In the USA during World War II the American military physician Christian J. Lambertsen designed a wartime frogman's rebreather which in 1952 got called the SCUBA (acronym for Self-Contained Underwater Breathing Apparatus),[4] and later the name (changing to 'scuba' and treated as a word) was used to mean any underwater breathing set.

In Britain the word "aqualung" became a generic trademark for open-circuit underwater breathing sets and stayed so for many years. The word "scuba" became the generic word quickly in the USA and eventually in Britain. For more information see Aqua-lung#Trademark issues.

From 1946 to 1955 La Spirotechnique sold only one model of regulator, the CG45.

On April 1955 it launched the Mistral, a single-stage regulator that was cheaper to build and easier to breathe than the CG45. The Mistral became the brands spearhead and set off to establish scuba diving across the world. The CG45 and the Mistral were twin-hose regulators, but La Spirotechnique wanted to create a single-hose regulator, to let divers exchange their mouthpieces in narrow underwater caves and hollows, not knowing that in 1952 the Australian Ted Eldred had started to sell the first single-hose regulator, the Porpoise.

In 1955 La Spirotechnique launched its first single hose regulator. Conceived by Jean Bronnec and Raymond Gauthier this regulator was the Cristal, called the Aquamatic for English-speaking countries.

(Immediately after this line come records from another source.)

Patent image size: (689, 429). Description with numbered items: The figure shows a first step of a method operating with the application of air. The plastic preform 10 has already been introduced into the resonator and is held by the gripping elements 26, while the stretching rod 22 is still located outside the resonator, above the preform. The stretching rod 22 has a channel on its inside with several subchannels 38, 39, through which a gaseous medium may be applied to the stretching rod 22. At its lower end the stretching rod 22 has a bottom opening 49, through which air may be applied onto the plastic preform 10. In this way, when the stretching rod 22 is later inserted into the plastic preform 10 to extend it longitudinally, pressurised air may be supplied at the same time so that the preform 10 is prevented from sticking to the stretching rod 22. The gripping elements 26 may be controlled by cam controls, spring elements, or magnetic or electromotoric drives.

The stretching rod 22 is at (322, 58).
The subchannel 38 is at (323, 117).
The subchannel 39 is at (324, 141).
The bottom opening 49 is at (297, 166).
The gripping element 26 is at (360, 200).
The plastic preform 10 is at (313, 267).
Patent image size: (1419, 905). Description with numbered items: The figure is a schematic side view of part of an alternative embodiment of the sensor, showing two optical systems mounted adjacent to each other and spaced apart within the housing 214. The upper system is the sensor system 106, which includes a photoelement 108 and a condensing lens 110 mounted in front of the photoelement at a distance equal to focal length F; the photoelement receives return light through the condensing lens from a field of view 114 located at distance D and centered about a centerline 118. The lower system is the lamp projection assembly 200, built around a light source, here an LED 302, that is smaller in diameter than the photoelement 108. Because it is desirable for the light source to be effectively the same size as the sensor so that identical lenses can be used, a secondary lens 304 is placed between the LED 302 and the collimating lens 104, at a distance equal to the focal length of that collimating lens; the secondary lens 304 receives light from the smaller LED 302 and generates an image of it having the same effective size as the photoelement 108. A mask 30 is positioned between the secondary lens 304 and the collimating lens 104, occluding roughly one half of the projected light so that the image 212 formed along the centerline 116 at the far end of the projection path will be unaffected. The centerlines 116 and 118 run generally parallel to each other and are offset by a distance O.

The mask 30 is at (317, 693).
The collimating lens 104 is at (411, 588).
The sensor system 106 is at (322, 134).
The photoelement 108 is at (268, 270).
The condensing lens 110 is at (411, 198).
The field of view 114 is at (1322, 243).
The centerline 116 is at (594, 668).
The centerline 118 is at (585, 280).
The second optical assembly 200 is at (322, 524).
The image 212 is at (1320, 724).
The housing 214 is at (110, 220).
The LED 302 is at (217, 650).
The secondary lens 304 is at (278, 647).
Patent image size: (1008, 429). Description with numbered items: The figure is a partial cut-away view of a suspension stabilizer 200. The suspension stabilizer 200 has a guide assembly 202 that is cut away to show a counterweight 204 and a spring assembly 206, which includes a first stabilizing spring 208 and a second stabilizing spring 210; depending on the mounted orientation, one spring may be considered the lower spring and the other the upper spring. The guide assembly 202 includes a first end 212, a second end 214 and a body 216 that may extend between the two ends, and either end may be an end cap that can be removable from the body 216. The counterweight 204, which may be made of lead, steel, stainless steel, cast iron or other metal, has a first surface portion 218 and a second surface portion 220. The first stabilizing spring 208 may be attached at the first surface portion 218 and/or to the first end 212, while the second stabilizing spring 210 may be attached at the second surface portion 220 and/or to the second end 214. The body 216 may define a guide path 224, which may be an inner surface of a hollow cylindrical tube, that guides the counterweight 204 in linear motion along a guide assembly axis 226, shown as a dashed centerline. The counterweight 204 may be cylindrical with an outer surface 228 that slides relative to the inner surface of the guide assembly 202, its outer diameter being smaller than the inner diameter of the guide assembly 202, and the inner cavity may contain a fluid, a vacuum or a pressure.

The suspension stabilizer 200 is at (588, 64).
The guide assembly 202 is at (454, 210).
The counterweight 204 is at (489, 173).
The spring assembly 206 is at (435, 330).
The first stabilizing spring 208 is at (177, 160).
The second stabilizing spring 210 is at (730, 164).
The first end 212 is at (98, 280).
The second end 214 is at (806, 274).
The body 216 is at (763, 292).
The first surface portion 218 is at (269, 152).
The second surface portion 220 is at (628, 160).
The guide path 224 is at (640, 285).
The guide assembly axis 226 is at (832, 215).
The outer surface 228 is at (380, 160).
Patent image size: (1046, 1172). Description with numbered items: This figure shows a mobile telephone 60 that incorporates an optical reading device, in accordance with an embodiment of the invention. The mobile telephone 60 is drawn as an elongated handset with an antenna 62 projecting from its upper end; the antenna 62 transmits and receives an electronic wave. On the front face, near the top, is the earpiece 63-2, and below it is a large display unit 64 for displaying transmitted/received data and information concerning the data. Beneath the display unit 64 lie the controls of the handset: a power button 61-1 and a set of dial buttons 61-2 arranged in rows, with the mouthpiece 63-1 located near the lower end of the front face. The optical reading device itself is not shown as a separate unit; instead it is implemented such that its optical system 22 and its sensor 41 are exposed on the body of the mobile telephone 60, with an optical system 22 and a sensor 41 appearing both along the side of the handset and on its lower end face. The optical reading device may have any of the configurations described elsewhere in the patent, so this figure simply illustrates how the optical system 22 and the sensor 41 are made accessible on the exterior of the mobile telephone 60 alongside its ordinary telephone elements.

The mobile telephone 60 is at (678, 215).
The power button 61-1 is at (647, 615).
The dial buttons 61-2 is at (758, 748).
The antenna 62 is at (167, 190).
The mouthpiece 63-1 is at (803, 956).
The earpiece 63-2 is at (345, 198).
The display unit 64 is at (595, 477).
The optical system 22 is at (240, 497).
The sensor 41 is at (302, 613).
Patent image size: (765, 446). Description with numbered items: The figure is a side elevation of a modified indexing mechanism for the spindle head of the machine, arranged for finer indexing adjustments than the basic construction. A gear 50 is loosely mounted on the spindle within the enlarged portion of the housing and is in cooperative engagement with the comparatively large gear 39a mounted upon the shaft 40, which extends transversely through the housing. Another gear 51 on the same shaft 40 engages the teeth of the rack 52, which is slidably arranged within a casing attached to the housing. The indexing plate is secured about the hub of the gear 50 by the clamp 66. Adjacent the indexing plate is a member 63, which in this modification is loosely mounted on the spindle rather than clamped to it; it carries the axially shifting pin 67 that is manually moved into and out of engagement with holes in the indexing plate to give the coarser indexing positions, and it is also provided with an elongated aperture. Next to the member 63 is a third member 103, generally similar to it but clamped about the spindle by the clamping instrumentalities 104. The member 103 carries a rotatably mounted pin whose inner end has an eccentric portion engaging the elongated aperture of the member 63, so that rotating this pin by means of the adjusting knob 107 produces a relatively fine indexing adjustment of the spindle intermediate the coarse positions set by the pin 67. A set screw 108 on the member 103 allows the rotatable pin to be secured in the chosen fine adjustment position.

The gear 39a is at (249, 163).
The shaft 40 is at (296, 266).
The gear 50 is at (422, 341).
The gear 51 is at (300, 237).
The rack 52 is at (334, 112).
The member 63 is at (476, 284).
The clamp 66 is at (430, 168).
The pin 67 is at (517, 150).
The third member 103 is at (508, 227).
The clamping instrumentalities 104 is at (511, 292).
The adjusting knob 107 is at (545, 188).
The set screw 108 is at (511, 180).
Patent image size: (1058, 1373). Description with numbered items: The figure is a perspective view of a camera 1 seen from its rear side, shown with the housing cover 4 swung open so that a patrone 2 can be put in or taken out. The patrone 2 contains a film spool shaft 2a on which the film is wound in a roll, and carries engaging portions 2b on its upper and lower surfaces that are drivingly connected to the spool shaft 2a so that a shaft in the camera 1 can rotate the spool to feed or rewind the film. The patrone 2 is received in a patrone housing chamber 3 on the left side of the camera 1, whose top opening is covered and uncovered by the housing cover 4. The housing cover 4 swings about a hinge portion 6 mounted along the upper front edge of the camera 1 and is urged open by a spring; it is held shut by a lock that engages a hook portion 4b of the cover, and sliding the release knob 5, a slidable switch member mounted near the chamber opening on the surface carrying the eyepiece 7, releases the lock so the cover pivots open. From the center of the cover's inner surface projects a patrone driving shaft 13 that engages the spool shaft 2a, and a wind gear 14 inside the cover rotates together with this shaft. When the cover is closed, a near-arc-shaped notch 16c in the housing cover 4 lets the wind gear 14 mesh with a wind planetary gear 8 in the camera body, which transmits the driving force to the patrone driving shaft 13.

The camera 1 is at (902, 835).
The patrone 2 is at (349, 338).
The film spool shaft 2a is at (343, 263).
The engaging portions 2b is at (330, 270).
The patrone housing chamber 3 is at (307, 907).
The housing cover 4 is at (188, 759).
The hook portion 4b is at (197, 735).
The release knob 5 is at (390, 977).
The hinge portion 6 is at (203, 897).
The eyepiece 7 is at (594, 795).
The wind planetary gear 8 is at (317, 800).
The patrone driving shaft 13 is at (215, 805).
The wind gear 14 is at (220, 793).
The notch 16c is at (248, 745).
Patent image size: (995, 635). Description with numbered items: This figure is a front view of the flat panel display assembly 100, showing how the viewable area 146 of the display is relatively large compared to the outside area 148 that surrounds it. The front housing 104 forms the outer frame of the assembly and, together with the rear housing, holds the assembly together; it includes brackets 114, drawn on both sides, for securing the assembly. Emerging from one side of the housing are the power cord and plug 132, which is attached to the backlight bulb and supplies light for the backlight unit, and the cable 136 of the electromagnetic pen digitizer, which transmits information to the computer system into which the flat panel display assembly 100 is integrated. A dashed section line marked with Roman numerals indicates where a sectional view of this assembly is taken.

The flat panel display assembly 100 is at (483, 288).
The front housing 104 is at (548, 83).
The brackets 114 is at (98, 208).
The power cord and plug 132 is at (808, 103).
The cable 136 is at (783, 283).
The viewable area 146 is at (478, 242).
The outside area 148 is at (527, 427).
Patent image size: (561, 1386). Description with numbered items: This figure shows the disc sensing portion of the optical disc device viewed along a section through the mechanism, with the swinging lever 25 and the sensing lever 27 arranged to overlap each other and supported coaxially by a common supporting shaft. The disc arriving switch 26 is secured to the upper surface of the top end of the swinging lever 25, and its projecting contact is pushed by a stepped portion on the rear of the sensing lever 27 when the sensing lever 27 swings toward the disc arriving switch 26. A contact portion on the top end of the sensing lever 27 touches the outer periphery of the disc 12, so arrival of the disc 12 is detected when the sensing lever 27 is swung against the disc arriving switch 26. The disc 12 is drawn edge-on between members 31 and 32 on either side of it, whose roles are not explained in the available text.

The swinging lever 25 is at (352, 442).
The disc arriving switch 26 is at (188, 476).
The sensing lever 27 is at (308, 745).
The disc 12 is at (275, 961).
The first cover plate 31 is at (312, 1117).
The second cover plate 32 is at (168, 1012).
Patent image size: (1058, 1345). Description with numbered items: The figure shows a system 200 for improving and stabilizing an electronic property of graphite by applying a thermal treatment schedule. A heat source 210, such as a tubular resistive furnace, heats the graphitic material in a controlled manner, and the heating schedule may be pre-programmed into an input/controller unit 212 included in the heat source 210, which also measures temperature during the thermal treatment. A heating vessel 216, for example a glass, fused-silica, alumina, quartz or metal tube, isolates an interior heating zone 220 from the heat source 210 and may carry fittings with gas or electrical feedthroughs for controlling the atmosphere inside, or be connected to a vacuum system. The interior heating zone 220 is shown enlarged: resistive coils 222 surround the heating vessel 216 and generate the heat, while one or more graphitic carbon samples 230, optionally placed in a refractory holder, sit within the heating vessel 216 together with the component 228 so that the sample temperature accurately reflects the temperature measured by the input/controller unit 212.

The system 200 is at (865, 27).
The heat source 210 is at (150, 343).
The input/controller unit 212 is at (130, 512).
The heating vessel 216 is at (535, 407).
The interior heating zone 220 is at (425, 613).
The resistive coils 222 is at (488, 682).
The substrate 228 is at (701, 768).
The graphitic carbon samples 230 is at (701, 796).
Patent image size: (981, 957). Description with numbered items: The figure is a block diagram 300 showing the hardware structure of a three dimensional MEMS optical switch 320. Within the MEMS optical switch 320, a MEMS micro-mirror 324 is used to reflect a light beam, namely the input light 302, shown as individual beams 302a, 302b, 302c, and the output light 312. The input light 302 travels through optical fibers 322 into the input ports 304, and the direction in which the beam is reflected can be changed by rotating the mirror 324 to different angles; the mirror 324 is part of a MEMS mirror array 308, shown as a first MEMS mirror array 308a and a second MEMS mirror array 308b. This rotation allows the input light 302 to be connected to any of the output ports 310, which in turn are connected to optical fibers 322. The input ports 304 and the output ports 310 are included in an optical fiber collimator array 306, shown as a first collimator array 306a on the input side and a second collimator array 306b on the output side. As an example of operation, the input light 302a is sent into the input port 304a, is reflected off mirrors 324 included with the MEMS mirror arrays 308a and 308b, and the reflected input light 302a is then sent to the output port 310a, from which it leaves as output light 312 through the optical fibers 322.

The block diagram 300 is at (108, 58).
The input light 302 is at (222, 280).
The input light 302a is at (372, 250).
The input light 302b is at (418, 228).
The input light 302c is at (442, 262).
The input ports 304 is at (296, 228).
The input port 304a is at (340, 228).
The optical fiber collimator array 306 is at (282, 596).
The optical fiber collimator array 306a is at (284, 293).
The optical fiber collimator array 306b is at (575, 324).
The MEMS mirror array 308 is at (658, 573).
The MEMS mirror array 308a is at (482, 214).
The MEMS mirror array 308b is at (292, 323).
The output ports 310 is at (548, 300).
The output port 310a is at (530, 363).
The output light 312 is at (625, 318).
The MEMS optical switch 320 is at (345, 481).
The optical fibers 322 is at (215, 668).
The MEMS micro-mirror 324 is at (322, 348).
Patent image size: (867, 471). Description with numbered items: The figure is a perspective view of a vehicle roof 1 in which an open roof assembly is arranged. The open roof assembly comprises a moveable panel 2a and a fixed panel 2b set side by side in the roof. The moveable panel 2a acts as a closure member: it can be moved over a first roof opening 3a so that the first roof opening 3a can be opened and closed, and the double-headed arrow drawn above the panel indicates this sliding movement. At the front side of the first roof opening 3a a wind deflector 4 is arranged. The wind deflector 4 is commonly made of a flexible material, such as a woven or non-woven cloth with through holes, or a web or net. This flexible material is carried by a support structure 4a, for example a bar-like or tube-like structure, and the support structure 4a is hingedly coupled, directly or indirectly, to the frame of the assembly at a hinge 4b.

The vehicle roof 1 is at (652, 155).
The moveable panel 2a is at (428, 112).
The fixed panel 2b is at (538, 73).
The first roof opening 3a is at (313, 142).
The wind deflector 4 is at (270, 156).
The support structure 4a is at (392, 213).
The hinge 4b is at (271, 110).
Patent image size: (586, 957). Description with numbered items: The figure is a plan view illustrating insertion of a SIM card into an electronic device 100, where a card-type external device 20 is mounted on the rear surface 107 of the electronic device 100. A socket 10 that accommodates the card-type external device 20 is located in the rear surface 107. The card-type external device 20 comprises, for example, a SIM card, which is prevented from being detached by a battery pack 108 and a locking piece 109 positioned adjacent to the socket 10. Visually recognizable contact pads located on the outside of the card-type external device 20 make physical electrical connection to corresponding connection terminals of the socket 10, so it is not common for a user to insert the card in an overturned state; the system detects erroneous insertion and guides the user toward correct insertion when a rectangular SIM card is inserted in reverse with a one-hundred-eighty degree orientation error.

The first American branch of La Spirotechnique was U.S. Divers, which was the company that first sold aqualungs (CG45, Mistral) Aquamatic (Cristal), and other Spirotechnique regulators in the USA. At some point La Spirotechnique used the word Aqua Lung to change its name, or to use it as an alternate name. Nowadays U.S. Divers is a division of Aqua Lung America, an American branch of La Spirotechnique. Aqua Lung/La Spirotechnique sits nowadays in Carros, near Nice[5] and owns its own international branches around the world, like Aqua Lung America.

Brands

Apeks Marine Equipment Ltd

A British manufacturer of scuba diving equipment based in Blackburn.[6] It was founded in 1974 by Ken Ainscough and Eric Partington, the name Apeks being an anagram of their initials.[7] The company is best known for its diving regulators (especially for cold water use) as well as drysuit valves, which are provided to many drysuit manufacturers. Apeks equipment is used by several militaries and emergency services, including the Royal Navy.[7]

Whites Manufacturing Ltd

Whites Manufacturing was a scuba diving equipment manufacture based in Victoria, BC that specifically focused on dry suit innovation and accessories. It was acquired by Aqua Lung in 2010,[8] and many of its products were merged into the Aqua Lung line in 2015.[9]